Los procedimientos médicos seleccionados han sido: la aspiración de médula, la punción lumbar, la quimioterapia y las inyecciones. Como ya hemos indicado, todos ellos ocasionan cierto grado de dolor y distrés comportamental, deben repetirse varias veces en el curso del tratamiento y precisan de la cooperación del niño en el proceso. El rango de edad de los sujetos que han participado en estos trabajos abarca edades comprendidas entre los 3 y 20 años, con un porcentaje mayor de varones que de mujeres. En consonancia con los datos epidemiológicos, la mayoría están diagnosticados con leucemia o linfomas (ver anexo 1).
El interés de los investigadores por estos temas parece motivado por la necesidad de encontrar estrategias alternativas a las puramente farmacológicas que permitan aliviar los efectos indeseables, derivados del diagnóstico y tratamiento de la enfermedad. El alivio del malestar infantil comporta importantes beneficios para todas las personas implicadas en el proceso, por ejemplo: es bastante probable que mejore la calidad de vida del niño y sus familiares, al reducir las fuentes de estrés; si el niño aprende a colaborar con el personal sanitario, en vez de oponerse, y si el personal sabe cómo actuar, el proceso será menos doloroso para el niño y menos estresante para los profesionales.
Métodos de evaluación
La evaluación ha ido destinada a conseguir medidas cuantitativas de la variable dependiente: intensidad del dolor, grado de ansiedad, severidad o frecuencia de náuseas y vómitos, así como la presencia e intensidad de conductas indicadoras de malestar. Los métodos más utilizados en los trabajos revisados han sido el autoinforme y la observación conductual (ver Anexo 2).
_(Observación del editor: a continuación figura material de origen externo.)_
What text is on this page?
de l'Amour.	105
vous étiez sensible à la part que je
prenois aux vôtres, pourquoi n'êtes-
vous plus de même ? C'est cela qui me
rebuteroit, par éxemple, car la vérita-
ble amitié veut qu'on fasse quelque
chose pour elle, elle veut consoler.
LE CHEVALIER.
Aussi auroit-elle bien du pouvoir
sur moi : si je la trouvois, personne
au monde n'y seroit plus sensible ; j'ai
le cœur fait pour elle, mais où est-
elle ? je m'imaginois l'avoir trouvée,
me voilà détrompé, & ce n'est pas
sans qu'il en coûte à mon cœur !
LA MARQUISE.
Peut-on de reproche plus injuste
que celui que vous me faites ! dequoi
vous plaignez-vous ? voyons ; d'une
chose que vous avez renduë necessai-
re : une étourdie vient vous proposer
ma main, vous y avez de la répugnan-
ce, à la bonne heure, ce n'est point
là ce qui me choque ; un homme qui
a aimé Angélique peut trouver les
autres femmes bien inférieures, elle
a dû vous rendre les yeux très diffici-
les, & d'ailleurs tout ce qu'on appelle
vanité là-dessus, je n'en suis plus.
El modelo de autoinforme preferido por los investigadores ha sido el de "las escalas de valoración o clasificación" que incluyen: escalas numéricas tipo Likert o termómetro, escalas analógico-visuales o escalas de caras. Todas ellas son escalas cuantitativas dónde el niño debe escoger el punto de la escala que mejor exprese la intensidad o cantidad de dolor, miedo, etc., (MacGrath y Brigham, 1992). Tienen la ventaja de que son muy sencillas de aplicar y permiten acceder de forma objetiva a la experiencia subjetiva del niño.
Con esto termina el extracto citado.